The device, featuring 5G, a dual-SIM slot and battery conservation features, sells in Indonesia for only 2,399,000 rupiah ($157, £122).

Samsung currently leads the Southeast Asia smartphone market, with a 27 percent share in the first quarter of 2023, followed by Chinese firms Oppo, Xiaomi, Vivo and Realme, according to Canalys.

High-end competition

But separate figures from Counterpoint found Apple’s iPhone sales rose 18 percent year-on-year in the first quarter, while Samsung, Xiaomi, Vivo, Oppo and Xiaomi all saw shipments drop, an indication of the competition that budget brands face from higher-end models.

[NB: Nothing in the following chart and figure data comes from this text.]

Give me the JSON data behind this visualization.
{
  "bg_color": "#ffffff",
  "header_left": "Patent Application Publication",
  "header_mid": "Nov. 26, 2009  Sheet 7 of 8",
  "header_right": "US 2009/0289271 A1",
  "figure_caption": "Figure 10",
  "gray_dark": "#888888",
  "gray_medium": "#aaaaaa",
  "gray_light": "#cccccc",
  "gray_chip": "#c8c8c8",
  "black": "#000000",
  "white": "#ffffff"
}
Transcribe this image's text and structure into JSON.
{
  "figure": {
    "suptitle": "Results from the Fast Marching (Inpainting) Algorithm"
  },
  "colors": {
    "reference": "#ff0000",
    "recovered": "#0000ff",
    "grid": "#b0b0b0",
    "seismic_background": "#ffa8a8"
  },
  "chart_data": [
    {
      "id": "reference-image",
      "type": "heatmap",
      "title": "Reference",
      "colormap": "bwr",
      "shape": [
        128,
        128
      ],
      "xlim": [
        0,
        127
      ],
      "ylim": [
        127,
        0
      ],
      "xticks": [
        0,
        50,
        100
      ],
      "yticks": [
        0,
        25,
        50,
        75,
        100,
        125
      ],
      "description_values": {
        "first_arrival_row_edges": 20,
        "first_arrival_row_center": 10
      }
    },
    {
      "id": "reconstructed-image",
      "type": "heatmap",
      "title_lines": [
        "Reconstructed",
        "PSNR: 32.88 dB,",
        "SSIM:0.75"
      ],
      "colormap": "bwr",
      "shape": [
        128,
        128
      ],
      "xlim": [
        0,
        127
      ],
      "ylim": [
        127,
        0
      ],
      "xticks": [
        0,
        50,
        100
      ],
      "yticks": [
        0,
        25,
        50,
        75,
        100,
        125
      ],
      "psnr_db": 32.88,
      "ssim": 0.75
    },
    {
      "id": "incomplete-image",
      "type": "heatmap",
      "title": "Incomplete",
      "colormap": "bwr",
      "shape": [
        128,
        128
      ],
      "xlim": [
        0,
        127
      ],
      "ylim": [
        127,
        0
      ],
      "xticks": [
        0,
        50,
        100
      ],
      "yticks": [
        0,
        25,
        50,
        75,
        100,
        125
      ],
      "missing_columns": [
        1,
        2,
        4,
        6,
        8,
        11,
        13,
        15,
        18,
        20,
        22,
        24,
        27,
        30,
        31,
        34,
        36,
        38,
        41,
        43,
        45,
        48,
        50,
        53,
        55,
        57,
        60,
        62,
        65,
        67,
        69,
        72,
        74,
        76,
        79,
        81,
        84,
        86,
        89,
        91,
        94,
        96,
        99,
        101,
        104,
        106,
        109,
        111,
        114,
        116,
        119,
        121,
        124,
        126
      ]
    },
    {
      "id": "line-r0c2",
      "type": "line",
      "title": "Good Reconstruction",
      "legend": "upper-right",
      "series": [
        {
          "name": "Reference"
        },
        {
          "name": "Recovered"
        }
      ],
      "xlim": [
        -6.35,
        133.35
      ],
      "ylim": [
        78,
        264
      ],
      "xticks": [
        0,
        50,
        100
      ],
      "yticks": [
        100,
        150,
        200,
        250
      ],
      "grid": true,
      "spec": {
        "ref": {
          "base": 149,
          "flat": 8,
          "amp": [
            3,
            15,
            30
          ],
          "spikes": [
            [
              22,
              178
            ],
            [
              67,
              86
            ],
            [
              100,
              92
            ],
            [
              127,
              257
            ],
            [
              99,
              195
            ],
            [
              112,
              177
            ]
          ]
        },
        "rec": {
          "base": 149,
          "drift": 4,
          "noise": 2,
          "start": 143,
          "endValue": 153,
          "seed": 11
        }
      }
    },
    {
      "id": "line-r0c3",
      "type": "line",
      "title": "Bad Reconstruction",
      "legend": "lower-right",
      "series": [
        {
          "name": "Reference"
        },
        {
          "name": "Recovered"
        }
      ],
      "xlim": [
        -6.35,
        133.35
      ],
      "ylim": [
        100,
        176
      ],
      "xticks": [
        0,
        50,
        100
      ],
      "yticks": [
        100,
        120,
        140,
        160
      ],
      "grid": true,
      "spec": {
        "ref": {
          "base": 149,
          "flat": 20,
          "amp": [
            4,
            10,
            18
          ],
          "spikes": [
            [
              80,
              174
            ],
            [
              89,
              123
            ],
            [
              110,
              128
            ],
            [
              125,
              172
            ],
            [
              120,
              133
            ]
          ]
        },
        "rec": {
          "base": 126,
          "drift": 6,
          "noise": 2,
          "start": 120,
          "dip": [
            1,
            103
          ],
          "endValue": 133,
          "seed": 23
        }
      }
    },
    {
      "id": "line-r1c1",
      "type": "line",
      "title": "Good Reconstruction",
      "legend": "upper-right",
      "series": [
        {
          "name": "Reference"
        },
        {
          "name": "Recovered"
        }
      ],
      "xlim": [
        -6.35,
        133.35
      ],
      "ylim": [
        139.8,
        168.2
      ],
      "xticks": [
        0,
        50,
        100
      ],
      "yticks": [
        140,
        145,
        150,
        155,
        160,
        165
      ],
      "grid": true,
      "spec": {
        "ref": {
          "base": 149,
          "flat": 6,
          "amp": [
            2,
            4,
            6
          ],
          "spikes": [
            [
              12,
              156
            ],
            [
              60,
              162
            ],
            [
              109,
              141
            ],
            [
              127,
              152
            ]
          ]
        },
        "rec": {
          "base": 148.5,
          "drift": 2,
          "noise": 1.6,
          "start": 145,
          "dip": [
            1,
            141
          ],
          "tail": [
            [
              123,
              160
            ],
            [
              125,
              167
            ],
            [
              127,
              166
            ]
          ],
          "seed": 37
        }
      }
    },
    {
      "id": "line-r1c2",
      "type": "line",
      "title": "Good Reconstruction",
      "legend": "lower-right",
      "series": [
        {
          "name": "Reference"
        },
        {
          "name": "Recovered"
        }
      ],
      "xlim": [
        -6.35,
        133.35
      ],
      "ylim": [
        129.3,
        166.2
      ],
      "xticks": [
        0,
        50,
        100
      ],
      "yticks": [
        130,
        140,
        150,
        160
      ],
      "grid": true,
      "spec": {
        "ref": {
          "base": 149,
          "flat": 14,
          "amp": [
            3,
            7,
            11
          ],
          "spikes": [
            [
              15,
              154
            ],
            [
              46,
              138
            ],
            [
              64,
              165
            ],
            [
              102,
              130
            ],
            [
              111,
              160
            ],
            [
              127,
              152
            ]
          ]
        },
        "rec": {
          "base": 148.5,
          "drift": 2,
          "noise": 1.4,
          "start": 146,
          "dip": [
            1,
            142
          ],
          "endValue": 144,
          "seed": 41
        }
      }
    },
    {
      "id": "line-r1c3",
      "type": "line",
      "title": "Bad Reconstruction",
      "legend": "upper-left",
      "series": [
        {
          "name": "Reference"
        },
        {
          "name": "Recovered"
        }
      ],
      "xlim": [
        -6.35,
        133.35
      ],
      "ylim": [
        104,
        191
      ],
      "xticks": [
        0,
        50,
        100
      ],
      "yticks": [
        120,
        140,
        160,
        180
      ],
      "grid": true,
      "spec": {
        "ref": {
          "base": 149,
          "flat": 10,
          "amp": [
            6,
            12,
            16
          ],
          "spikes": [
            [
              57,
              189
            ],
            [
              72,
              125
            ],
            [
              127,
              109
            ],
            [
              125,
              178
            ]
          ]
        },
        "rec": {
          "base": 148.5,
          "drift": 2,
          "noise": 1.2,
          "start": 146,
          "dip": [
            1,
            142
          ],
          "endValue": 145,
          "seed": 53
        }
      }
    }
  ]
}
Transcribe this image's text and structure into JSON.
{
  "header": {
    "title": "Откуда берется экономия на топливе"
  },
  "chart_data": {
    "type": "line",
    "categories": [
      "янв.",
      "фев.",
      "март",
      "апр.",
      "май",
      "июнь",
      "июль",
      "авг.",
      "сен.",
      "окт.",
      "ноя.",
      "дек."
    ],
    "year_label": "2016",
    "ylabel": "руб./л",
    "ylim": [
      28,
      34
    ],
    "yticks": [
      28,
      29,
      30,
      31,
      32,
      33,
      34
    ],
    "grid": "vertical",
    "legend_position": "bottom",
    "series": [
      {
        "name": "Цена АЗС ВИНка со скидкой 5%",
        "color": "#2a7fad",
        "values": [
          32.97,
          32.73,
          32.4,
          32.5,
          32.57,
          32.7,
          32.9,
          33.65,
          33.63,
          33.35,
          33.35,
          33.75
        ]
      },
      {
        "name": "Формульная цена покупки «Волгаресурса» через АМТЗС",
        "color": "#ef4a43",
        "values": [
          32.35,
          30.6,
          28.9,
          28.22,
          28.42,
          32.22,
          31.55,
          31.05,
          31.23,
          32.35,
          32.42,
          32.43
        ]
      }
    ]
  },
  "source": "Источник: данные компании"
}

“The rise in digital payments and financing options in the region makes high-end devices more affordable for the masses,” said Canalyst analyst Sheng Win Chow.

Smartphone shipments in the region fell 21 percent year-on-year in the quarter, amidst a broader downturn, but Chow said the figures are expected to rise 7 percent next year as demand recovers.

“Looking ahead, Southeast Asia continues to be a promising market for smartphone manufacturers, thanks to its expanding middle class and young population, which are key customer segments for smartphone vendors,” Chow said.